When I first loaded my Gran Turismo 4 disc into my Playstation 2, I had no idea I was about to play one of the most memorable racing games of all time. There was one part of that game that stuck with me as particularly memorable, though.
This was the first game I played with rally stages and I instantly fell in love. Sliding sideways on ice at 80mph is exhilarating, even in a game format.
I had the bug.
That’s why I was so distraught when the Rally stages were inexplicably missing from Gran Turismo 5. I even migrated to the Forza franchise for a spell and while I loved those games, they were still very-obviously missing one of my favorite pieces.
In 1998, Codemasters released Colin McRae Rally on Windows Gameboy Color and Playstation to positive reviews. Since then, Codemasters has been notable for releasing solid simulation-based racing games including the Formula 1 franchise.
After a few sequels to the Colin McRae franchise, Colin McRae: DiRT was released in 2007, introducing the DiRT moniker. Tragically, the same year this game was released, Colin McRae died in a helicopter accident. By the time the third DiRT game was released, Codemasters had dropped McRae’s name from the franchise.
DiRT 3 was a beautiful game but to me it felt very arcade-like. Some days I love arcade-racers and I’m not actually against them at all. I do love racing simulation games, though, and DiRT 3 just felt…easy.
For years, all I wanted was a good rally-sim, and it seemed like it was not meant to be.
Out of the Dry Spell
In April 2015, Codemasters announced an early-access for their new game via Steam. My interest was sparked, but I was nervous. I’d been playing Formula 1 2013 for the past six months and had gained a healthy respect for Codemasters’ ability to create a solid, extremely challenging simulator, but rally is a whole different race and the last time I tried it I was hurt. I didn’t want to be hurt again.
All of that changed when I watched the trialer.
Ten minutes after seeing this video, the game was downloading.
A New Hope
After loading the game I lost two hours of my life faster than I had in years. My back was sweating, I’d pulled the steering wheel off my desk twice, and my wife was halfway through packing her bags to make a point.
Let’s talk visuals. It’s apparent from the trailer video that the graphics in this game are fantastic. Night racing is terrifying with your headlights cutting a narrow swath through the forest as you learn how rally car headlights are rarely pointed the direction your car is moving, making it all the more terrifying.
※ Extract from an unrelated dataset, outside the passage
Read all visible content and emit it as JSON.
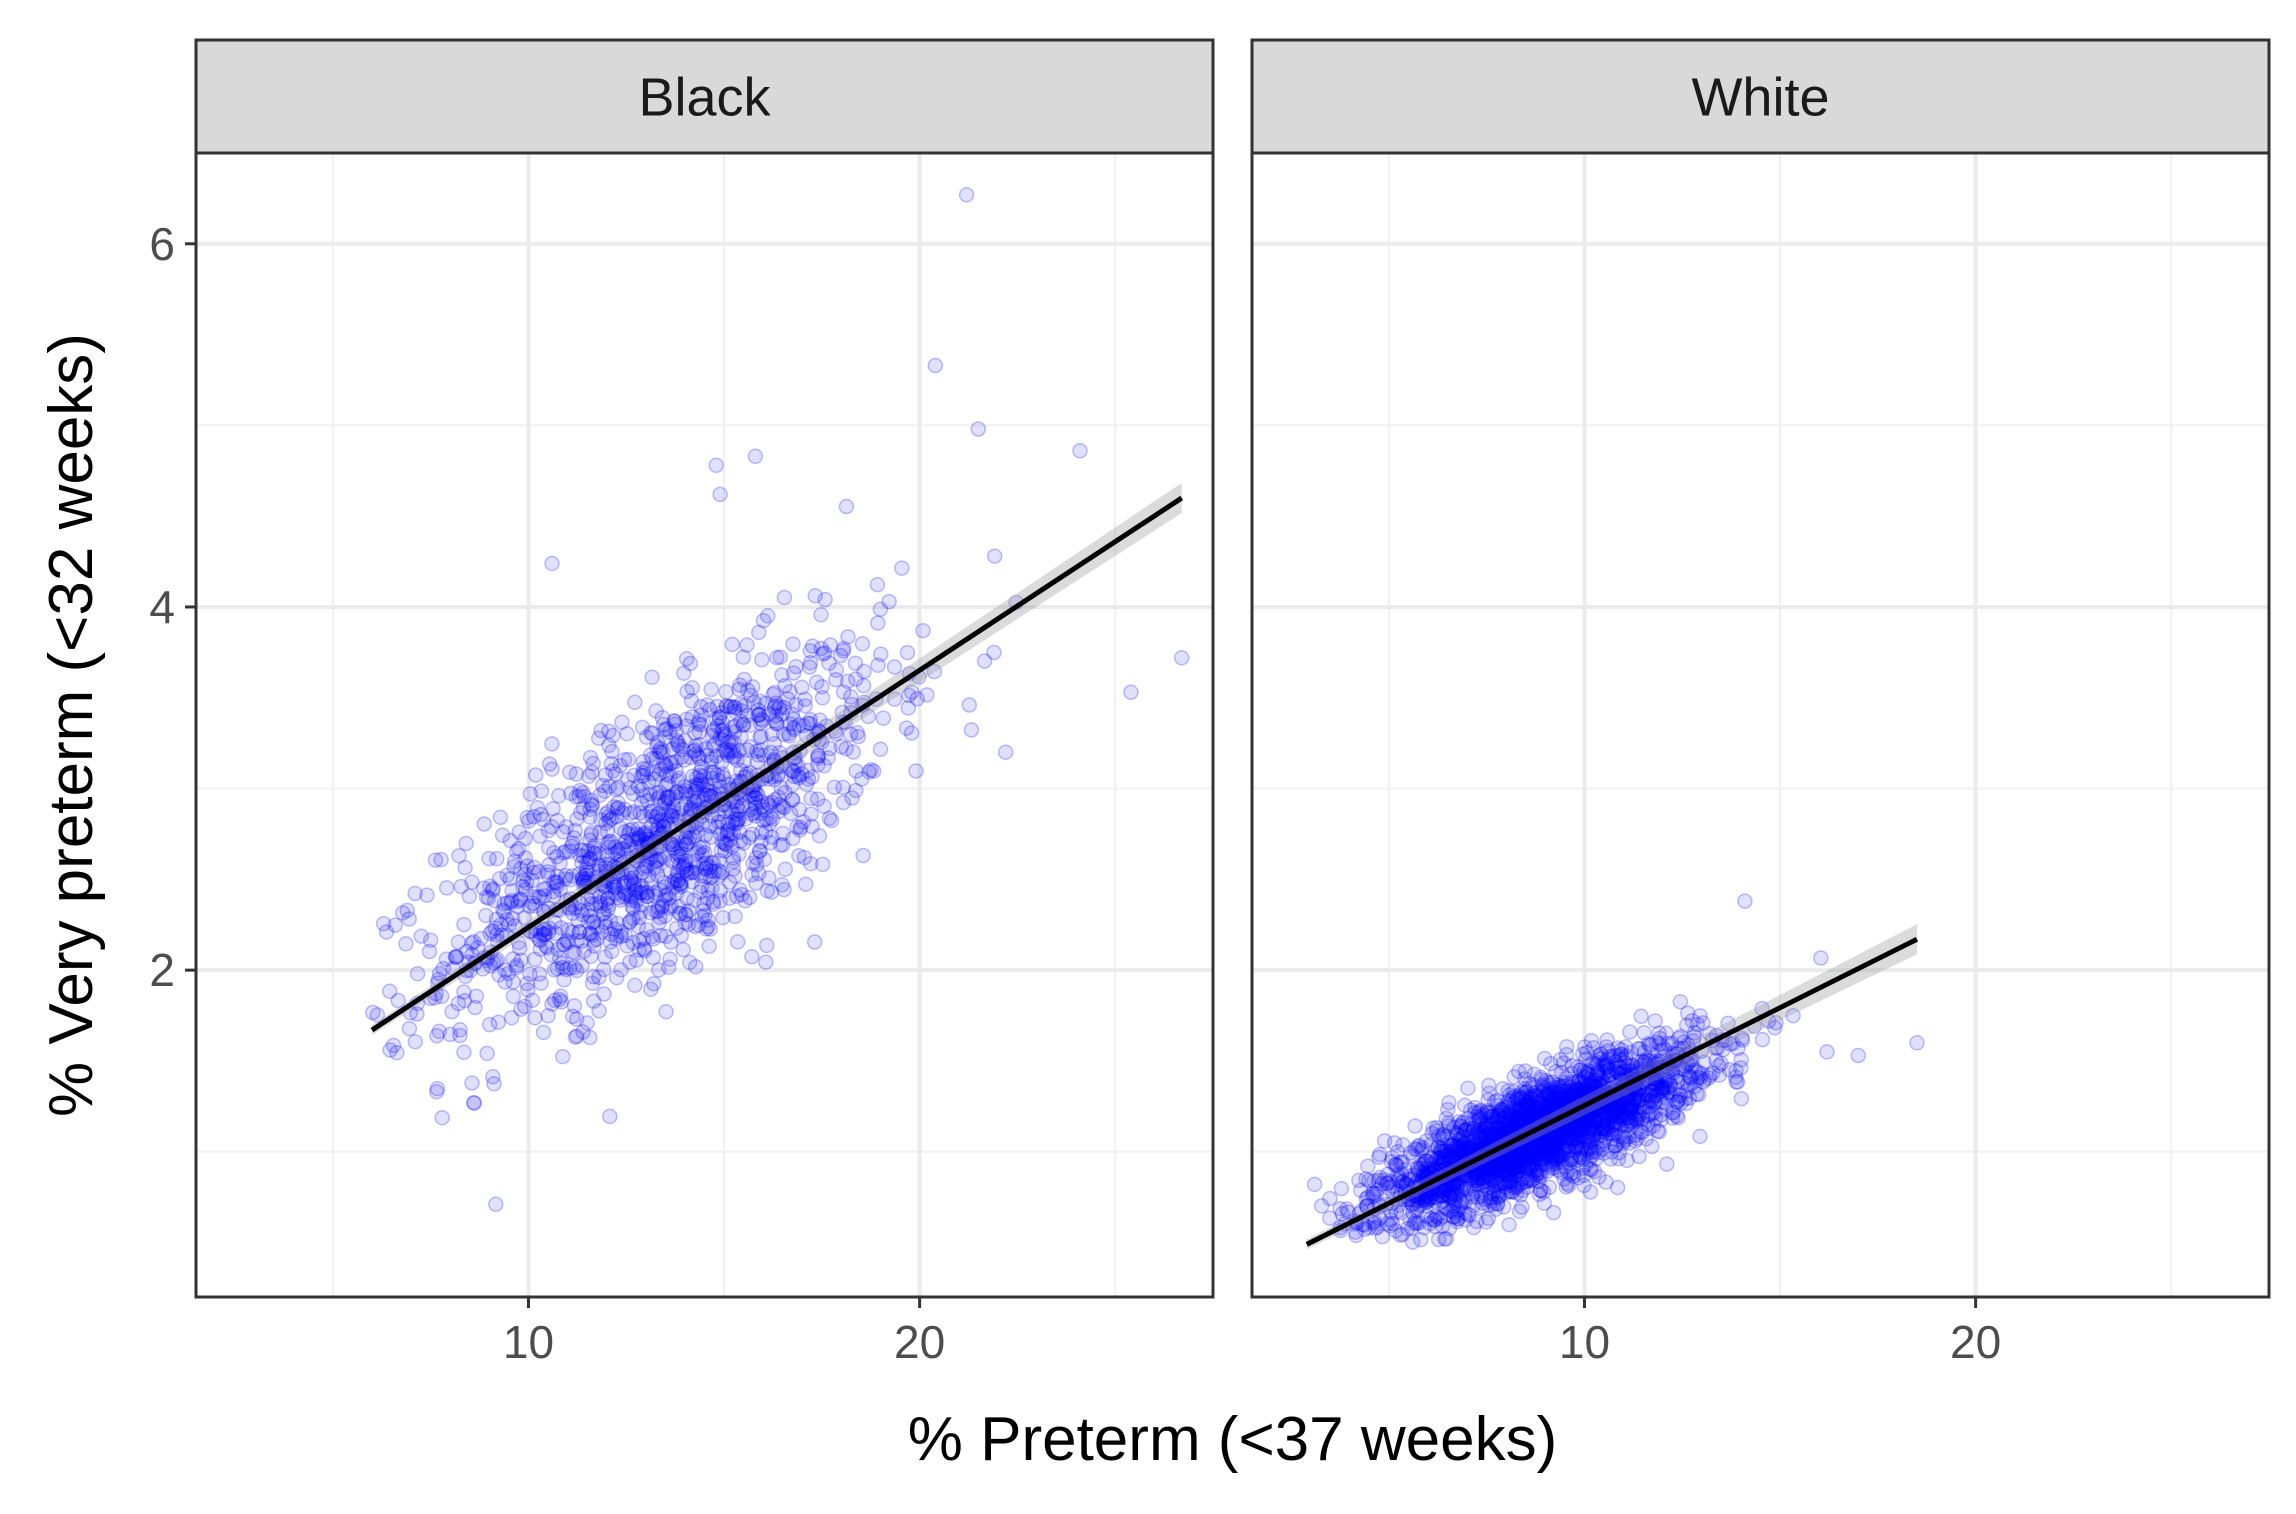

Both rain and puddles cause a near-complete loss of vision until your wipers do their thing which, at 100mph, seems like an eternity.
You’re going to crash. When you do, bits of your car will stop working. Your bumper may fall off, your windshield may crack. Sometimes your wheel falls off entirely and you have to wrestle the car through the rest of the stage pulling hard to the right. Or maybe your headlights get smashed at night in the rain.
The graphics in that trailer sold me, but the sound design kept me. Inside the car, you hear every noise you never knew a rally car dealt with. Your brakes scream under continual punishment and mud assault, your flat tire bangs around the wheel well. You can hear every rock hit your undercarriage and even random “crappy-car” noises of flopping door panels. It’s incredibly immersive.
Oh, and it’s worth noting that rally racing is actually very hard. You can still play the game in the chase-camera and turn on all assists, and you’ll be rewarded with a pretty compelling arcade game, but the real beauty of this achievement comes from disabling every assist and using in-car view.
This video gives you a good overview of the gameplay along with the different available camera angles.
There’s no racing game I’ve played that’s quite as challenging. No other racing game made my heart jump quite as much as the first time I flew off the track, into the trees, and rolled down a mountain.
By now you know how much I love playing this game and how much I’m looking forward to the full release.
I would definitely suggest this to anyone who’s remotely interested in racing games. For casual racers, it’s a fresh take on the genre with beautiful, modern graphics. For sim-fanatics, it’s a rewarding challenge. For hardcore rally-enthusiasts, it’s a great representation of lifelike courses and a beautiful renderings of historical cars.
If you even remotely enjoy stressfully-challenging games, you can easily lose hours to this game.